Konkrete Antworten gibt der Autor nicht. Er überlässt es dem Leser, sich in die Rollen der Beteiligten zu versetzen und zu entscheiden, ob er glauben möchte, dass alles, einschließlich übelster Untaten, seinen Zweck hat und Gottes ‚großem Heilsplan‘ dient oder ob die sinnlosen Gräuel die Skepsis gegenüber den Zielen des allmächtigen Wesens wecken sollten. Durchaus kann man darin eine Allegorie auf bestehende Zustände, auf die Ohnmacht des Individuums gegenüber der Allmacht der Obrigkeit sehen. Einst musste Raguel Gottes Befehl gehorchen (Theos, griech., bezeichnet den handelnden Gott des „Alten Testaments“) und zeigte Reue, nachdem er den überführten Engel gerichtet hatte. In Seattle scheint Gott fern, er greift nicht ein (Deus, lat., definiert den passiven Gott des „Neuen Testaments“), und Raguel trifft selbst eine Entscheidung.

Ob man nun eine unterhaltsame Story sucht oder höhere Ansprüche stellt und sich mit den philosophischen Ansätzen darin auseinandersetzen möchte – keiner wird enttäuscht. Ist man zudem mit Neil Gaimans Werken vertraut, weiß man, dass unter dem Mantel einer faszinierenden Geschichte keine leichte Kost verborgen ist.
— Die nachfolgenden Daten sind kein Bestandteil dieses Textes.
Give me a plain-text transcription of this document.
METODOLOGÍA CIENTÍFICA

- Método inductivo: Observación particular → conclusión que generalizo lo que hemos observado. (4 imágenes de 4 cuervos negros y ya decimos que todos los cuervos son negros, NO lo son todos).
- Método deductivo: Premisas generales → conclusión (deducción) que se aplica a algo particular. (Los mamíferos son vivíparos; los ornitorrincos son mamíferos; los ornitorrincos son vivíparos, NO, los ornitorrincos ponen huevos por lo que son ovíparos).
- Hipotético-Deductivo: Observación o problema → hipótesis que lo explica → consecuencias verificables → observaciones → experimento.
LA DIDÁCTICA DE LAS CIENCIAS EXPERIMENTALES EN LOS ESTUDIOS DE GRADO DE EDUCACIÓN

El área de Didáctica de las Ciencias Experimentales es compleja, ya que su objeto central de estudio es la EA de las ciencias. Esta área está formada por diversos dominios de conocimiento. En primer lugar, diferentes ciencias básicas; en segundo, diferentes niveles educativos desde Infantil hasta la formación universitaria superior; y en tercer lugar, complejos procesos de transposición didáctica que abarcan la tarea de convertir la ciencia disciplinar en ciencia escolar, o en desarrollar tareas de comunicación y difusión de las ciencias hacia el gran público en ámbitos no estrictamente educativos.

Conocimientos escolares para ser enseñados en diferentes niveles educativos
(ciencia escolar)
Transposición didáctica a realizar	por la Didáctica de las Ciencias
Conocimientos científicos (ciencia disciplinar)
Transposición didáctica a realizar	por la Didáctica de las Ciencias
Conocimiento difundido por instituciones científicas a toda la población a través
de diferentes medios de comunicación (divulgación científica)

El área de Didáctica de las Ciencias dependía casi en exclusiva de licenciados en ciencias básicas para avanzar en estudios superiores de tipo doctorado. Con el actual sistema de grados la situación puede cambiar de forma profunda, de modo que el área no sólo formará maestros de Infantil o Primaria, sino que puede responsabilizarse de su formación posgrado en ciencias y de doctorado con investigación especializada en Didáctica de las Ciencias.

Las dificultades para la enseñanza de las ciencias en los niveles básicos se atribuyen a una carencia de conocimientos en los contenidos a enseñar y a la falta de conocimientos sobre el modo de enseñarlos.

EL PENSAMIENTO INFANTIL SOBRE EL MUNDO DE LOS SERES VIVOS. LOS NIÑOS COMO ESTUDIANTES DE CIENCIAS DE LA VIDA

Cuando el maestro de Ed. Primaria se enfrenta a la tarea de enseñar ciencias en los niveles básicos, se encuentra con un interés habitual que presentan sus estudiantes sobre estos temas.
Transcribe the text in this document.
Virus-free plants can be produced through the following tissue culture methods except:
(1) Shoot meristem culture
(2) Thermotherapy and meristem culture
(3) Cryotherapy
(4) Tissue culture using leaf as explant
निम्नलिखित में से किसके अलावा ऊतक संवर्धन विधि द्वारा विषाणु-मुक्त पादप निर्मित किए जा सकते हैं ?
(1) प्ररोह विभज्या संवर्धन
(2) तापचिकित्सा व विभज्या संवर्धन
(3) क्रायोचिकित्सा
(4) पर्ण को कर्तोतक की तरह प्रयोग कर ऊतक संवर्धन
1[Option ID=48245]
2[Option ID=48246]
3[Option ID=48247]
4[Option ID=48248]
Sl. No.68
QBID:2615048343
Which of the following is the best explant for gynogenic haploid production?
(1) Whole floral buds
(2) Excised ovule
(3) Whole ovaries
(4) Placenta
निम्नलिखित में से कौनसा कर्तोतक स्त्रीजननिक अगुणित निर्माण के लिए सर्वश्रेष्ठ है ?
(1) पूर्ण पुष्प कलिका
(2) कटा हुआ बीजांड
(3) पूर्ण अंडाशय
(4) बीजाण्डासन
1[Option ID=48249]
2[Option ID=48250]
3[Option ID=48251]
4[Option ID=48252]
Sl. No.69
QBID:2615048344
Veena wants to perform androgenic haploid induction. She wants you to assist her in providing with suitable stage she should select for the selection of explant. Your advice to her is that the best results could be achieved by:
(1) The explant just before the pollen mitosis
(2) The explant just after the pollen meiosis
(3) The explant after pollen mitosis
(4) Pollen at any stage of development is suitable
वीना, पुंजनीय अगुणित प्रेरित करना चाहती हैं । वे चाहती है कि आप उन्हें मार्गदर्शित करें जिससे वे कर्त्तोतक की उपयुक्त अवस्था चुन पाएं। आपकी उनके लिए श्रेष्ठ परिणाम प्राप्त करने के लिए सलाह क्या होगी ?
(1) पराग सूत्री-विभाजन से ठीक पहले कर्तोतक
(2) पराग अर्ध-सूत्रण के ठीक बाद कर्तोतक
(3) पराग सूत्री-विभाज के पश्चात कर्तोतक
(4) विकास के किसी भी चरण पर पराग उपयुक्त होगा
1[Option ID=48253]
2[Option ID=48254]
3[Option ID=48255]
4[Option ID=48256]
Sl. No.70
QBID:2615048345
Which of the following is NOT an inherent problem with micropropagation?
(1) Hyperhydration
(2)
Für die gelungene grafische Umsetzung konnte P. Craig Russel gewonnen werden, der bereits einige andere Geschichten Neil Gaimans adaptierte, darunter „Coraline“ und „Sandman“, aber auch bekannte Comic-Helden wie „Dr. Strange“ und „Daredevil“ und viele mehr zeichnete. Die Gestaltung der Graphic Novel verdient ebenfalls der Erwähnung: Hardcover im Comic-Format, Kunstdruckpapier, minimalistisches und dadurch stimmungsvolles Titelbild. Knapp 70 Seiten mögen nicht viel sein, aber die Geschichte ist in sich abgeschlossen, man braucht keinerlei Vorkenntnisse, qualitativ rangiert sie deutlich über dem Durchschnitt – und so ist der Band die rund 13,00 EUR wahrlich wert.